On Making Python Lisp Again

Once upon a time, there was a voice claims that “Python is the new Lisp”, which is obviously, not true. With the rapid developement of the buzz-word industry, Python has gained far more attention than its surface language deserves. While having an OK-ish VM, Python the language is recklessly wasting its natural advantage.

I, a Lisp programmer like you can find in any neighborhood, tried to escape from the stupidity of Python while can still write codes that runs in my working envrionment, have decided to write a simple compiler that compiles a small Lisp into Python’s bytecode, so that I can write whatever I want to and produce a binary file that my colleagues can use.

Naming

I named this small Lisp dialect as LyPPS, after the idol group LiPPS from THE iDOLM@STER, hope there is no legal issue on this lol.

Components

Parser

I have written a simple and straightforward combinatoric parser library in Python, hence the parsing is as easy as:

id_char = lambda c: c.isdigit() or c.isalpha() or c in ".?!$%^&*_+/|~-"

lead = lambda c: c in "#@:'`,"


@parser
def atom(s):
    return p(any, id_char)(s) >> (
        lambda pair: ([("atom", chars2str(pair[0]))], pair[1])
    )


@parser
def string(s):
    return (p(one, __ == '"') >> p(pany, __ != '"') << p(one, __ == '"'))(s) >> (
        lambda pair: ([("string", chars2str(pair[0]))], pair[1])
    )


@parser
def cons(s):
    return (p(one, __ == "(") >> many(prefix) << p(one, __ == ")"))(s) >> (
        lambda pair: ([("cons", *pair[0])], pair[1])
    )


@parser
def sexp(s):
    return (spc >> (atom | string | cons) << spc)(skip_comment(s))


@parser
def prefix(s):
    pref = p(one, lead)(s)
    if not pref:
        return sexp(s)
    lead_char, rest = pref.from_right(([], []))
    val, rest = prefix(rest).from_right(([], []))
    if not val:
        return left([], s)
    return right([("prefix", lead_char[0], val[0])], rest)

With some simple and stupid preprocessing, the input sexp will be turned into your familiar tuples / lists.

Lambda and Scoping

The scoping rule of Python is daft, there are two kinds of scopes: CellVar and FreeVar, to explain it with some kindergarten level C++ code:

auto a = bla;

auto f = [a] (auto b) {
    auto g = [a, b]() { return a + b; };
    return g;
};

For f, a is FreeVar, which is variable captured by a lambda expression, and b is a CellVar, which is captured by an inner closure g, and for g, both a and b are FreeVars.

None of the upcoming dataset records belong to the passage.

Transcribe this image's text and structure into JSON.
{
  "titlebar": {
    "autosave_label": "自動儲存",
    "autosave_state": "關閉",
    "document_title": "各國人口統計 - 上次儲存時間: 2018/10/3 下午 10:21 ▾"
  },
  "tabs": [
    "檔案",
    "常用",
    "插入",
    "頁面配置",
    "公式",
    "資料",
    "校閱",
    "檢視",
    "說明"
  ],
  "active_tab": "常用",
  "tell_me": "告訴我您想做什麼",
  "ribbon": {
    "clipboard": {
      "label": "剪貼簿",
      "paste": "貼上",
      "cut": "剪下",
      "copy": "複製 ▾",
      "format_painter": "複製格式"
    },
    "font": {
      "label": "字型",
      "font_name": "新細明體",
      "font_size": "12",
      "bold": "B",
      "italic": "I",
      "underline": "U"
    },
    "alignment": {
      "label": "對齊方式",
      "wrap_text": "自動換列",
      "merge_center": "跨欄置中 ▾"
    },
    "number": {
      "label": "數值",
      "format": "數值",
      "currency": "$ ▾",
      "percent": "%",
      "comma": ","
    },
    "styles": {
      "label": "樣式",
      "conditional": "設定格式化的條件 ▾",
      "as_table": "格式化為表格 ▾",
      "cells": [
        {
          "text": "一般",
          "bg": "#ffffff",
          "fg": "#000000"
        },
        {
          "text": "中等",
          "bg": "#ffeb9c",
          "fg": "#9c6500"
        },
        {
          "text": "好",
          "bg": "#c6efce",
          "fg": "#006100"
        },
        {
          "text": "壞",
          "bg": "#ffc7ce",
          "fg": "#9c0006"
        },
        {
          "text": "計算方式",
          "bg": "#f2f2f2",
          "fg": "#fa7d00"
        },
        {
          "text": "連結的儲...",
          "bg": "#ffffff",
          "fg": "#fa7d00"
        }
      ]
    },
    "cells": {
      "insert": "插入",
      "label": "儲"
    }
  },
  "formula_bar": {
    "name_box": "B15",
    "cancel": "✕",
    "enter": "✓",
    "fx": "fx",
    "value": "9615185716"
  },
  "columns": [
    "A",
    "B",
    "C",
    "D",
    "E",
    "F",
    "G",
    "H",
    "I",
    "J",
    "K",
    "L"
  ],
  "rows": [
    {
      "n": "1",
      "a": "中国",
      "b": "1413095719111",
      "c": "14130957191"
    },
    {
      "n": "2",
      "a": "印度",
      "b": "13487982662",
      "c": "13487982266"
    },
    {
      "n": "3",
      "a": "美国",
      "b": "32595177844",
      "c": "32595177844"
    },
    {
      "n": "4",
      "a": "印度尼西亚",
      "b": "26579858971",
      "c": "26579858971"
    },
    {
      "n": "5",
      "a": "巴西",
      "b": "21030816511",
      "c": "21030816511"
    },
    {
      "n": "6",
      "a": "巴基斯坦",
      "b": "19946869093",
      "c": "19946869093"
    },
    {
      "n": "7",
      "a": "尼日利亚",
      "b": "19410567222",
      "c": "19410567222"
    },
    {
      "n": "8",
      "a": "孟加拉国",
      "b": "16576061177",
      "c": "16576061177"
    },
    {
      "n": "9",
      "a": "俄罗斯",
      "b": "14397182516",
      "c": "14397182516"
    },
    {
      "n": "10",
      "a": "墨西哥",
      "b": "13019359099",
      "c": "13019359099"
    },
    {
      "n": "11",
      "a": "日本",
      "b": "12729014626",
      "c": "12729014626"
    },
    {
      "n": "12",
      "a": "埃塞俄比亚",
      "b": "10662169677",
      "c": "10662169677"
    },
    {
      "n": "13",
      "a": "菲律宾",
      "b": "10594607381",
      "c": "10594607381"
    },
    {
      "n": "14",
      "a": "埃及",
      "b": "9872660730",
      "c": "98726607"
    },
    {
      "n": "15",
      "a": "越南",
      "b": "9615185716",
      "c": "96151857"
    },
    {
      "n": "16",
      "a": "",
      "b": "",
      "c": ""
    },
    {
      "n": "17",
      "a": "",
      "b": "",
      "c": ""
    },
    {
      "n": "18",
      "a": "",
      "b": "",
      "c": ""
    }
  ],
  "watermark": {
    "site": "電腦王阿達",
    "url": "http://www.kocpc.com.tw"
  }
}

In LyPPS, to support currying by default, I designed the lambda expressions to take at most one argument, with an explicit “capture list” to fit my muscles trained by C++. Your familiar Scheme code will be turned into:

; Scheme
(define (foo (a b c)
    (+ a b c)))

; LyPPS
(def foo
    (lambda () (a)
;           ^ capture list
        (lambda (a) (b)
;               ^ capture list
            (lambda (a b) (c)
;                   ^ capture list
                (+ a b c)))))

AST Transformation

Once the code is parsed, we need to identify the special forms and transform the tuples and lists into something that our backend likes, and some desugaring such as turning a lambda with multiple arguments into the curried form, and turning a function apply into a curried apply. E.g.:

; surface lang
(def foo (lambda () (a b c) (+ a b c)))

(foo 1 2)

; compiled
(def foo
    (lambda () (a)
        (lambda (a) (b)
            (lambda (a b) (c)
                (+ a b c)))))

((foo 1) 2)

Codegen

There is not much to say about the codegen, just going down the AST and generate the corresponding bytecodes (thanks to the bytecode library), this should be as easy as breathe for any programmer who dares to put Lisp on her LinkedIn profile.

Generating `.pyc`

Since my workplace forced us to used Python 3.6, some handy features such as source_hash are not available, and I was just too lazy to backport the stuffs from Python 3.7’s C code to Python 3.6, I did a little research on Python 3.6’s code object generation, the core implementation looks like this:

with open(filename, 'wb') as fout:
    data = bytearray(MAGIC_NUMBER)
    loader = importlib.machinery.SourceFileLoader("<lps>", filename)
    stats = loader.path_stats(filename)
    mtime = stats["mtime"]
    source_size = stats["size"]
    data.extend(_w_long(mtime))
    data.extend(_w_long(source_size))
    data.extend(marshal.dumps(co))

    fout.write(data)

What are Left Behind

Macro

A Lisp dialect without a macro system is just an S-expression translater that an elementary school kid can finish within a weekend.

The approach that LyPPS used is to combine an interpreter into the compiler, so that during the AST transformation phase, macros can be evaluated.

Graph

The current implementation is simple tree traverse, it might help future developement if I make a graph out of the ast, so that more checkings can be done at compile time.

Python FFI

This wouldn’t be a big deal, since import is native for bytecode.

Inline Bytecode

Just like your favourite __asm blocks in C codes, nothing special, I might be able to finish it on my way to office tomorrow morning.

Open Source

Yea, since LyPPS was initially developed for my project at my company, I need to get through some process to get it published, hopefully I can do GPL.

Why GPL?

Remember:

FREE SOURCE, FREE MIND